|NOLAND, REAGAN - University Of Georgia
|WELLS, M - University Of Minnesota
|COULTER, J - University Of Minnesota
|TIEDE, T - University Of Minnesota
|MARTINSON, K - University Of Minnesota
|SHEAFFER, C - University Of Minnesota
Submitted to: Field Crops Research
Publication Type: Peer Reviewed Journal
Publication Acceptance Date: 1/30/2018
Publication Date: 6/1/2018
Citation: Noland, R., Wells, M.S., Coulter, J.A., Tiede, T., Baker, J.M., Martinson, K., Sheaffer, C.C. 2018. Estimating alfalfa yield and nutritive value with remote sensing and environmental factors. Field Crops Research. 222:189-196. doi: 10.1016/j.fcr.2018.01.017.
Interpretive Summary: Forage producers need to make informed decisions about the best time to harvest alfalfa in order to maximize forage quality, productivity, and hence profitability. Typically, they have relied on either visual assessment or destructive sampling followed by laboratory analysis. The first approach is arbitrary and subject to error, and the second is time consuming. Recently developed remote sensing tools offer the possibility of rapid measurements at the field scale, based on canopy reflectance of radiation in certain wavelengths. We measured canopy reflectance in the 300-2500 nm waveband, and estimated crop height with LIDAR, which uses a handheld laser to measure the distance to the top of the canopy as a user walks across a field.
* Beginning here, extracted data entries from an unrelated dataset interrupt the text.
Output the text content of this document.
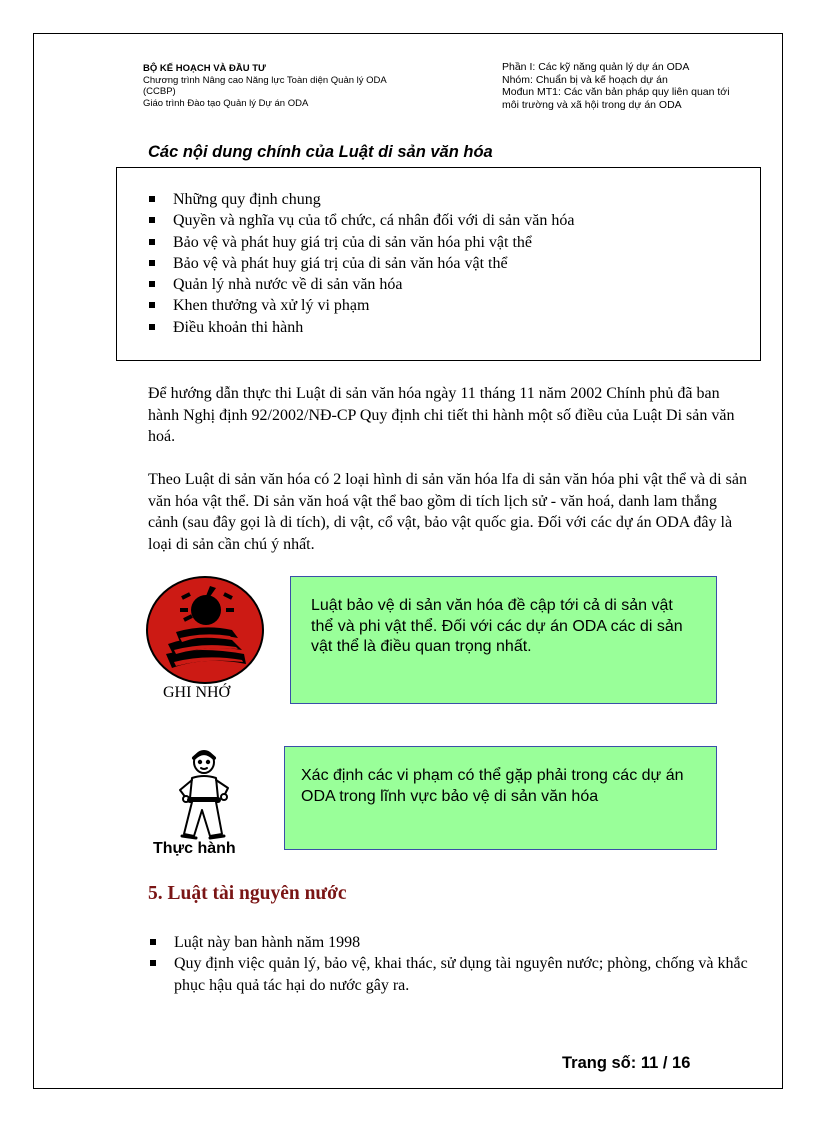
BỘ KẾ HOẠCH VÀ ĐẦU TƯ
Chương trình Nâng cao Năng lực Toàn diện Quản lý ODA
(CCBP)
Giáo trình Đào tạo Quản lý Dự án ODA
Phần I: Các kỹ năng quản lý dự án ODA
Nhóm: Chuẩn bị và kế hoạch dự án
Mođun MT1: Các văn bản pháp quy liên quan tới môi trường và xã hội trong dự án ODA
Các nội dung chính của Luật di sản văn hóa
Những quy định chung
Quyền và nghĩa vụ của tổ chức, cá nhân đối với di sản văn hóa
Bảo vệ và phát huy giá trị của di sản văn hóa phi vật thể
Bảo vệ và phát huy giá trị của di sản văn hóa vật thể
Quản lý nhà nước về di sản văn hóa
Khen thưởng và xử lý vi phạm
Điều khoản thi hành

Để hướng dẫn thực thi Luật di sản văn hóa ngày 11 tháng 11 năm 2002 Chính phủ đã ban hành Nghị định 92/2002/NĐ-CP Quy định chi tiết thi hành một số điều của Luật Di sản văn hoá.

Theo Luật di sản văn hóa có 2 loại hình di sản văn hóa lfa di sản văn hóa phi vật thể và di sản văn hóa vật thể. Di sản văn hoá vật thể bao gồm di tích lịch sử - văn hoá, danh lam thắng cảnh (sau đây gọi là di tích), di vật, cổ vật, bảo vật quốc gia. Đối với các dự án ODA đây là loại di sản cần chú ý nhất.

GHI NHỚ
Luật bảo vệ di sản văn hóa đề cập tới cả di sản vật thể và phi vật thể. Đối với các dự án ODA các di sản vật thể là điều quan trọng nhất.
Thực hành
Xác định các vi phạm có thể gặp phải trong các dự án ODA trong lĩnh vực bảo vệ di sản văn hóa
5. Luật tài nguyên nước
Luật này ban hành năm 1998
Quy định việc quản lý, bảo vệ, khai thác, sử dụng tài nguyên nước; phòng, chống và khắc phục hậu quả tác hại do nước gây ra.
Trang số: 11 / 16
These data were compared to alfalfa yield and nutritive value determined from destructive sampling over a two year period at Rosemount MN. The results were used along with growing degree-day data to build and test a series of models for predicting yield, crude protein, neutral detergent fiber, and fiber digestibility. For each variable of interest, models were developed with acceptable ability to predict forage quality with rapidly obtained remote sensing data and widely available air temperature data. This approach should ultimately be useful for livestock producers in planning forage harvests.
Technical Abstract: In-field estimations of alfalfa yield and nutritive value can inform management decisions to optimize forage quality and production. However, acquisition of timely information at the field scale is limited using traditional measurements such as destructive sampling and assessment of plant maturity. Remote sensing technologies (e.g. measurement of canopy reflectance) have the potential to enable rapid measurements at the field scale. Canopy reflectance (350-2500 nm) and LiDAR-estimated canopy height were measured in conjunction with destructive sampling of alfalfa across a range of maturity at Rosemount, MN in 2014 and 2015. Sets of specific wavebands were determined via stepwise regression to predict alfalfa yield and nutritive value. Models were reduced by spectral range to improve utility. Cumulative Growing Degree Units (GDUs) and canopy height were tested as model covariates. An alternative GDU calculation (GDUALT), using a temporally graduating base temperature was also tested against the traditional static base temperature. GDUALT increased prediction accuracy for all response variables by 9 to 17%. Models using a common set of utility wavebands, combined with GDUALT, resulted in R2 of 0.89, 0.90, 0.86, and 0.83 for yield, crude protein, neutral detergent fiber, and neutral detergent fiber digestibility (48-hr in-vitro), respectively. This research establishes potential for remote sensing measurements to be integrated with environmental information to achieve rapid and accurate predictions of alfalfa yield and nutritive value at the field scale for optimized harvest management.